Background: The fusion reaction 12 C + 30 Si is a link between heavier cases studied in recent years, and the light heavy-ion systems e.g. 12 C + 12 C, 16 O + 16 O that have a prominent role in the dynamics of stellar evolution. 12 C + 30 Si fusion itself is not a relevant process for astrophysics, but it is important to establish its behaviour below the barrier, where couplings to low-lying collective modes and the hindrance phenomenon may determine the cross sections. The excitation function is presently completely unknown below the barrier for the 12 C + 30 Si reaction, thus no reliable extrapolation into the astrophysical regime for the C+C and O+O cases, can be performed.Purpose: Our aim was to carry out a complete measurement of the fusion excitation function of 12 C + 30 Si from well below to above the Coulomb barrier, so as to clear up the consequence of couplings to low-lying states of 30 Si, and whether the hindrance effect appears in this relatively light system which has a positive Q-value for fusion.

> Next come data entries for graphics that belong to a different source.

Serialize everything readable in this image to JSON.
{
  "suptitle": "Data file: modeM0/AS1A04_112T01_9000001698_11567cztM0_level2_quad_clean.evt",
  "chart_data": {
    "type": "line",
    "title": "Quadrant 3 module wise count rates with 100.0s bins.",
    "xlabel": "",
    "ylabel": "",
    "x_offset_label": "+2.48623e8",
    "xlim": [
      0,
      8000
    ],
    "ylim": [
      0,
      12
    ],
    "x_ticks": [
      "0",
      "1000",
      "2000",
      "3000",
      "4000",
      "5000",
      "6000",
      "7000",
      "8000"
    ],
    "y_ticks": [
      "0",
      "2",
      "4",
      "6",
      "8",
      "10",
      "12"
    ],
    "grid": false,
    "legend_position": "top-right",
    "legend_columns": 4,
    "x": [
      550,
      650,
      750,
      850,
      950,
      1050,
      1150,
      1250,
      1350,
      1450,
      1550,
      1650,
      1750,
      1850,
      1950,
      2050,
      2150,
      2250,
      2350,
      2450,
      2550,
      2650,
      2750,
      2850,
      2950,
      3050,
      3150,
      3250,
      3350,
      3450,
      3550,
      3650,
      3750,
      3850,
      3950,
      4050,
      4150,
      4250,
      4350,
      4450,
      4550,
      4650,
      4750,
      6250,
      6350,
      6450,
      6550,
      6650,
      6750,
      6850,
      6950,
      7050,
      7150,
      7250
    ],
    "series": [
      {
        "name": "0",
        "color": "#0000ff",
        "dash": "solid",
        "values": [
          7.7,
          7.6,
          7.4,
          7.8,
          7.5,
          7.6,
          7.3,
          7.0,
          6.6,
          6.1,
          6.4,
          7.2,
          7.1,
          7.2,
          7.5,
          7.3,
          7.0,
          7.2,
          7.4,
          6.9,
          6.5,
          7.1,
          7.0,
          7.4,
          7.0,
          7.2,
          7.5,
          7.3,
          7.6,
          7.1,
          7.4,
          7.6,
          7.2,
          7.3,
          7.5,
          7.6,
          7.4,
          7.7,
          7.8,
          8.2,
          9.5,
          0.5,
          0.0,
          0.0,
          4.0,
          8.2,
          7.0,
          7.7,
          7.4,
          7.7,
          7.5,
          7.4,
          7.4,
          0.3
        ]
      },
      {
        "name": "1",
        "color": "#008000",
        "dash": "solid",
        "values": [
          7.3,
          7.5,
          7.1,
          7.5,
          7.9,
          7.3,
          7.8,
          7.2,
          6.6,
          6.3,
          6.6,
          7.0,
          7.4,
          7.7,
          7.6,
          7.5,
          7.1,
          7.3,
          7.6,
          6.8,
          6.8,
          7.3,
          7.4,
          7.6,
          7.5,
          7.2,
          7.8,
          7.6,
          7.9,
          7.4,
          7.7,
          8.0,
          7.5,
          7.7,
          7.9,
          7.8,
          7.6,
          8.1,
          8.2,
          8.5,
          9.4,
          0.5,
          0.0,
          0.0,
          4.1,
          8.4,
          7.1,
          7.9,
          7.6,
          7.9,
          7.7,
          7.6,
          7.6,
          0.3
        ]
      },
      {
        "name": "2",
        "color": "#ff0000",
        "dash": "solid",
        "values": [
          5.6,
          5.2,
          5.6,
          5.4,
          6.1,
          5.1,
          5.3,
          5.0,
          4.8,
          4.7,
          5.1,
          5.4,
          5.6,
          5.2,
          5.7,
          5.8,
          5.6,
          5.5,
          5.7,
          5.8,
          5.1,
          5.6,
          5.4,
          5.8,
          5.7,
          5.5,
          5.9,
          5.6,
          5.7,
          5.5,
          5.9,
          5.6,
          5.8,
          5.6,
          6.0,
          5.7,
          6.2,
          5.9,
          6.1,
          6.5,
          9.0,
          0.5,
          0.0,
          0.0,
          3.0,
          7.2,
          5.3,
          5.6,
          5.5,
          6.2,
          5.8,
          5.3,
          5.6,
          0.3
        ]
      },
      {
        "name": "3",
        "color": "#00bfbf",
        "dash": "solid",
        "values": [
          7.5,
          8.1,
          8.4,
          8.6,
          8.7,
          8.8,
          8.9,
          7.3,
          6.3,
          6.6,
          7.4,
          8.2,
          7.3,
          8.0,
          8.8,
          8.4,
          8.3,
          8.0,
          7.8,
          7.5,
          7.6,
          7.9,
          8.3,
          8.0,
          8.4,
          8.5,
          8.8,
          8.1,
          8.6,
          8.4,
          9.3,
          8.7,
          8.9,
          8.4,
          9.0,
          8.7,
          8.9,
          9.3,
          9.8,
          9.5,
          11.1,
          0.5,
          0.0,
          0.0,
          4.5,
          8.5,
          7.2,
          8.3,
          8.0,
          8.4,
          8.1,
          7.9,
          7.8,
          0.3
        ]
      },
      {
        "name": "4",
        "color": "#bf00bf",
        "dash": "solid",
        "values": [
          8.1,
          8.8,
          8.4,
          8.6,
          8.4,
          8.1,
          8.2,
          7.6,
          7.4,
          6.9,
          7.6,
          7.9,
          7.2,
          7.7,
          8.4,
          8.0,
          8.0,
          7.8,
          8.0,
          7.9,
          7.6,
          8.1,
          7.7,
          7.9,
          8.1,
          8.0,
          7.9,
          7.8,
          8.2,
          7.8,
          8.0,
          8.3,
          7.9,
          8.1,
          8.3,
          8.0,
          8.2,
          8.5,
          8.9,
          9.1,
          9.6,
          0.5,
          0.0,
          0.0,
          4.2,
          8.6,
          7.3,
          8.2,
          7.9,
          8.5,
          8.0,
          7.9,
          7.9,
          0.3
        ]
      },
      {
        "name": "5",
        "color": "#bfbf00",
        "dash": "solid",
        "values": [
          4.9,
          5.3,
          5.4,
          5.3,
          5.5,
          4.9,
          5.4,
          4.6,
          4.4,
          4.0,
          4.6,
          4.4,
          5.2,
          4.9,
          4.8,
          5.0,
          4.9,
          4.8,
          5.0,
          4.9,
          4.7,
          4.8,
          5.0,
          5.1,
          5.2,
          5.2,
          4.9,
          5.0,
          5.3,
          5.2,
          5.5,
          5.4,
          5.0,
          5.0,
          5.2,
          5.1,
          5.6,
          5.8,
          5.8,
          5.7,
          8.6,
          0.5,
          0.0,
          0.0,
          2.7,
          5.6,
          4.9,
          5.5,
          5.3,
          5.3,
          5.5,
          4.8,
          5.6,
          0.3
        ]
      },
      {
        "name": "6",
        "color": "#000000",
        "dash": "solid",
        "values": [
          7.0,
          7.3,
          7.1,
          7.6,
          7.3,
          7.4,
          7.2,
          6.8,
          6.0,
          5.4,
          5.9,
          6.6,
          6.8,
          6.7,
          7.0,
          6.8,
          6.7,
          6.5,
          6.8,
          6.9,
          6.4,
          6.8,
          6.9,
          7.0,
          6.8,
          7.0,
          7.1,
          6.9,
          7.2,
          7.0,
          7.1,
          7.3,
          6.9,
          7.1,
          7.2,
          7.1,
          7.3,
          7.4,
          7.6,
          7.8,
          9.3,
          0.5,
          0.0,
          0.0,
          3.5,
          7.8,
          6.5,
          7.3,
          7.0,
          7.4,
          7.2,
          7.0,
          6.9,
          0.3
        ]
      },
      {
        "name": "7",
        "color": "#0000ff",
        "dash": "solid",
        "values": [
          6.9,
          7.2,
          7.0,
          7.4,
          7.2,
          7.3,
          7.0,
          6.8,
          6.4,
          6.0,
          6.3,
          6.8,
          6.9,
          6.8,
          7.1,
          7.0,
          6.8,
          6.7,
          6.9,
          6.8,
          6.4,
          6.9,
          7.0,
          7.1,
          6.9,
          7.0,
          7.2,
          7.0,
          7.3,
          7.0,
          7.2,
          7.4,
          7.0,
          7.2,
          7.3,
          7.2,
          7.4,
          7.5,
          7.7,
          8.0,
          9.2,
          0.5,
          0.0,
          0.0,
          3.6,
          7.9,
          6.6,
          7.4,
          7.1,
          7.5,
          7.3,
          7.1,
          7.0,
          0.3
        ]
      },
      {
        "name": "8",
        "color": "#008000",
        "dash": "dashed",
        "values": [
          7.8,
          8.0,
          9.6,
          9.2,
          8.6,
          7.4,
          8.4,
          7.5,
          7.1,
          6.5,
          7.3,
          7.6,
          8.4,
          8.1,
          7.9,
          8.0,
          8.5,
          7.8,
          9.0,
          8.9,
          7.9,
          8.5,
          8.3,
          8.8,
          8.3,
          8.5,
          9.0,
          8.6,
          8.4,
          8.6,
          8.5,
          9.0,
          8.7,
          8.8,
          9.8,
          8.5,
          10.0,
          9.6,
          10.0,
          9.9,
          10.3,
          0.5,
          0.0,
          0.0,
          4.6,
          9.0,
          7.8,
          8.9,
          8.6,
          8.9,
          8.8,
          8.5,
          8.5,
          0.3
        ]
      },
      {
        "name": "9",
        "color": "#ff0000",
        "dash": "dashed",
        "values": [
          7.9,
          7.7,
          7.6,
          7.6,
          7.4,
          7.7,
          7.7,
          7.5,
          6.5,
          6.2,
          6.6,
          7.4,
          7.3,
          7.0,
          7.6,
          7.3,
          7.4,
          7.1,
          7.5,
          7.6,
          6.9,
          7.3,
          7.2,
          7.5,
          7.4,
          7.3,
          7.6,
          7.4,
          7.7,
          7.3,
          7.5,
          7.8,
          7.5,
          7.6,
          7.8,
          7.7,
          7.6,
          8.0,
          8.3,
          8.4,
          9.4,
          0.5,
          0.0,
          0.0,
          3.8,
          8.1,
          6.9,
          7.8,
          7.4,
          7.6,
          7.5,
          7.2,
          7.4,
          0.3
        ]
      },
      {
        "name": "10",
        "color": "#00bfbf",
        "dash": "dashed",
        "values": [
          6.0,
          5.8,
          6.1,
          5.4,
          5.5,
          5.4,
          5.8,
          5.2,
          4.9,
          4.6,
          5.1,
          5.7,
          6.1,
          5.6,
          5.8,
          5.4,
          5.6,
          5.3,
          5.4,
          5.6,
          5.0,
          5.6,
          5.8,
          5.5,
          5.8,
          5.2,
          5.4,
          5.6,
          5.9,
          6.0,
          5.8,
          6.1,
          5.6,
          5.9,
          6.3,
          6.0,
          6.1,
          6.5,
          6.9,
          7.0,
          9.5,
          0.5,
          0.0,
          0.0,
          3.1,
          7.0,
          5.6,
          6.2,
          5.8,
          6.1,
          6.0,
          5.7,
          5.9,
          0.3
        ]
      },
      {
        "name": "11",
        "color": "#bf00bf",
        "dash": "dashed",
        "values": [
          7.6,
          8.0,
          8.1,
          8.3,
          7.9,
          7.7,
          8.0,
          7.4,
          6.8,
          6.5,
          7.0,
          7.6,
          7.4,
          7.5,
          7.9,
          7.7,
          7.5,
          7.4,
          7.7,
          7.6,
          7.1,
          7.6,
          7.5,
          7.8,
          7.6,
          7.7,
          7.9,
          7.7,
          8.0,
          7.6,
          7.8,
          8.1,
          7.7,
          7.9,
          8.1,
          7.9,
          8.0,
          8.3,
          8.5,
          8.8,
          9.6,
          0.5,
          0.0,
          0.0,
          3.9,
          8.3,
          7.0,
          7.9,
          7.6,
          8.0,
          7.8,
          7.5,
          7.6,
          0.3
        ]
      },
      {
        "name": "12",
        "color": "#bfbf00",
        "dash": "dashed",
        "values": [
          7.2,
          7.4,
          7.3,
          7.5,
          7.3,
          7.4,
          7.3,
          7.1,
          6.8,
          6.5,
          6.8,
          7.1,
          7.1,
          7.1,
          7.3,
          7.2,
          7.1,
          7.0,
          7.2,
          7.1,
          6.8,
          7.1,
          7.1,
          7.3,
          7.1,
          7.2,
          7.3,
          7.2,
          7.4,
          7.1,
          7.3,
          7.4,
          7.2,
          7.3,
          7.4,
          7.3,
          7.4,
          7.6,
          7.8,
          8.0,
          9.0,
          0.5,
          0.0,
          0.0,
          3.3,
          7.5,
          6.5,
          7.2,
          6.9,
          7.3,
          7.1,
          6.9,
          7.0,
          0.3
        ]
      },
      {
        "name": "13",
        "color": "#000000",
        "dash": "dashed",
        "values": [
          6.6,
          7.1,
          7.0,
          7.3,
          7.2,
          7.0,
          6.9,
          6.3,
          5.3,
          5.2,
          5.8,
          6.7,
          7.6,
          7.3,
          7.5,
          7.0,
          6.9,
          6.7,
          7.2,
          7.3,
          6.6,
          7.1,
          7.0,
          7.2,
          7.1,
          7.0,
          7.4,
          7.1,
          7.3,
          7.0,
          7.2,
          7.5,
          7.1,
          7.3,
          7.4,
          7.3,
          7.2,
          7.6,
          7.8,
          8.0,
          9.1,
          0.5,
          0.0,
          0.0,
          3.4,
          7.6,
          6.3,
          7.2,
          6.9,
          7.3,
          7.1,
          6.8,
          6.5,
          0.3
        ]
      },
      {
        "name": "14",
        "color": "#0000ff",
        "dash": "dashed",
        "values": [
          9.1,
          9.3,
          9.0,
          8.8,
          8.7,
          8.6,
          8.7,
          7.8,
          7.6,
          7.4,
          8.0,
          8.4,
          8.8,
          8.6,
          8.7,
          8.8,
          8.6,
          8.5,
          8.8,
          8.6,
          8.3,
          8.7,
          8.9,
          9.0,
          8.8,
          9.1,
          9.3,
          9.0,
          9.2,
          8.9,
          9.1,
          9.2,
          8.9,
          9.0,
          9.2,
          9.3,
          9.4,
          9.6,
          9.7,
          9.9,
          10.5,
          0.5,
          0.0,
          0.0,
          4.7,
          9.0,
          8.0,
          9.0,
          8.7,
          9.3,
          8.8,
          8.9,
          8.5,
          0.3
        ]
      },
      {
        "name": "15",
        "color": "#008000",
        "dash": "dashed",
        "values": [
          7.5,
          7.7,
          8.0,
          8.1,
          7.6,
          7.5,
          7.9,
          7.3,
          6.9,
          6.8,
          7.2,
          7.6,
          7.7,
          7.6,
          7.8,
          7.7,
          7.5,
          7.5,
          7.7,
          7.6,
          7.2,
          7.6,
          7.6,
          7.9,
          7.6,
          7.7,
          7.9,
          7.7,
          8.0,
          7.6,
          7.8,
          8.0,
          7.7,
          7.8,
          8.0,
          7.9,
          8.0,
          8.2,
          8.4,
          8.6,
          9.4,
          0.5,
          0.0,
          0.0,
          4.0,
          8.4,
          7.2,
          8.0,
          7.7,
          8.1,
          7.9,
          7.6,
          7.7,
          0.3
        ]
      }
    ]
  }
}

This would have consequences for the extrapolated behaviour to even lighter systems.Methods: The inverse kinematics was used by sending 30 Si beams delivered from the XTU Tandem accelerator of INFN-Laboratori Nazionali di Legnaro onto thin 12 C (50µg/cm 2 ) targets enriched to 99.9% in mass 12. The fusion evaporation residues (ER) were detected at very forward angles, following beam separation by means of an electrostatic deflector. Angular distributions of ER were measured at E beam = 45, 59 and 80 MeV, and they were angle-integrated to derive total fusion cross sections.
Results:The fusion excitation function of 12 C + 30 Si has been measured with high statistical accuracy, covering more than five orders of magnitude down to a lowest cross section ≃3µb. The logarithmic slope and the S factor have been extracted and we have a convincing phenomenological evidence of the hindrance effect. These results have been compared with the calculations performed within the model that considers a damping of the coupling strength well inside the Coulomb barrier.
Conclusions:The experimental data are consistent with the coupled-channels calculations. A better fit is obtained by using the Yukawa-plus-exponential potential and a damping of the coupling strengths inside the barrier. The degree of hindrance is much smaller than the one in heavier systems. Also a phenomenological estimate reproduces quite closely the hindrance threshold for 12 C + 30 Si, so that an extrapolation to the C+C and O+O cases can be reliably performed.